— А женщина?
— Самое банальное: его секретарша. Он был крупный чиновник в Союзе художников. Она его обожала, отмечали свидетели, в их связи был какой-то надрыв, надлом… и вот результат.
— Почему Марья Павловна не уничтожила записку перед смертью? Больше никаких бумаг в комоде нет.
— Откуда мне знать…
— Как она умерла?
— Паралич, за мной Лара приехала, испугалась, бедненькая. Она скончалась при нас от кровоизлияния в мозг. — Старик подумал и повторил мой вчерашний вопрос Петру: — Родион Петрович, какова цель ваших вопросов?
— Я хочу знать происхождение «Погребенных» — что послужило толчком к замыслу?
— Кабы я был верующим, я бы сказал: Провидение. Ведь фреска написана до гибели Митеньки. Но я материалист и говорю: трагическое мироощущение совпало с не менее трагической реальностью.

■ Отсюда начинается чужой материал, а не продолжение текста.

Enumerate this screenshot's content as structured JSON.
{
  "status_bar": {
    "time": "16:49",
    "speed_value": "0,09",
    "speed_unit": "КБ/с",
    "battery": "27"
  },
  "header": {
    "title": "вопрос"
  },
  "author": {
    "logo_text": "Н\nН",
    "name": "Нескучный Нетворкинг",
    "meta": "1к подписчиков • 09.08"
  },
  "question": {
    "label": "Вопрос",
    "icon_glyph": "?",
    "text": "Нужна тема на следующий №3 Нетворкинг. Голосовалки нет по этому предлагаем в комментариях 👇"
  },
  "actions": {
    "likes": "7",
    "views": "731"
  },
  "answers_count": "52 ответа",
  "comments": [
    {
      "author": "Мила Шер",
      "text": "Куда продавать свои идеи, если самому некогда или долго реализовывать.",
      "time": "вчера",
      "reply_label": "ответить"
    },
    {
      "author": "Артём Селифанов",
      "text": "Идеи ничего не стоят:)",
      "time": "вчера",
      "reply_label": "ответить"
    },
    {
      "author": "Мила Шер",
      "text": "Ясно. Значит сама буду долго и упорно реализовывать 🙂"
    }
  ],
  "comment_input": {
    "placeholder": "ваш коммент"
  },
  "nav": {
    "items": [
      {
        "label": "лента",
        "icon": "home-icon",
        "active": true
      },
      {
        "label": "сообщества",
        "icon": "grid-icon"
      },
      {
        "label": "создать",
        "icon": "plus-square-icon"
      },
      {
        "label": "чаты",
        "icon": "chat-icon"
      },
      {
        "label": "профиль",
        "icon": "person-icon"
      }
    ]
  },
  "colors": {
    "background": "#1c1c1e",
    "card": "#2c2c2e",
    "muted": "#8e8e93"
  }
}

— Вы хорошо помните те события?
— Превосходно. У стариков, так сказать, дальняя память… Но знаете, что я вам предложу? — Доктор помедлил, отражаясь в самоварном серебре. — Замалюйте фреску, уничтожьте записку и заживите счастливо… Я человек загрубелый по роду профессии…
— Я тоже загрубел… по жизни. Но вот приспичило разобраться в этой мистерии.
— Главное, чтоб это не превратилось в манию.
— В манию?
— А что! — Он вдруг подмигнул, до жути исказившись в отражениях. — Картинка не оживает, вы не входите в круг персонажей?..
— Нет, — соврал я.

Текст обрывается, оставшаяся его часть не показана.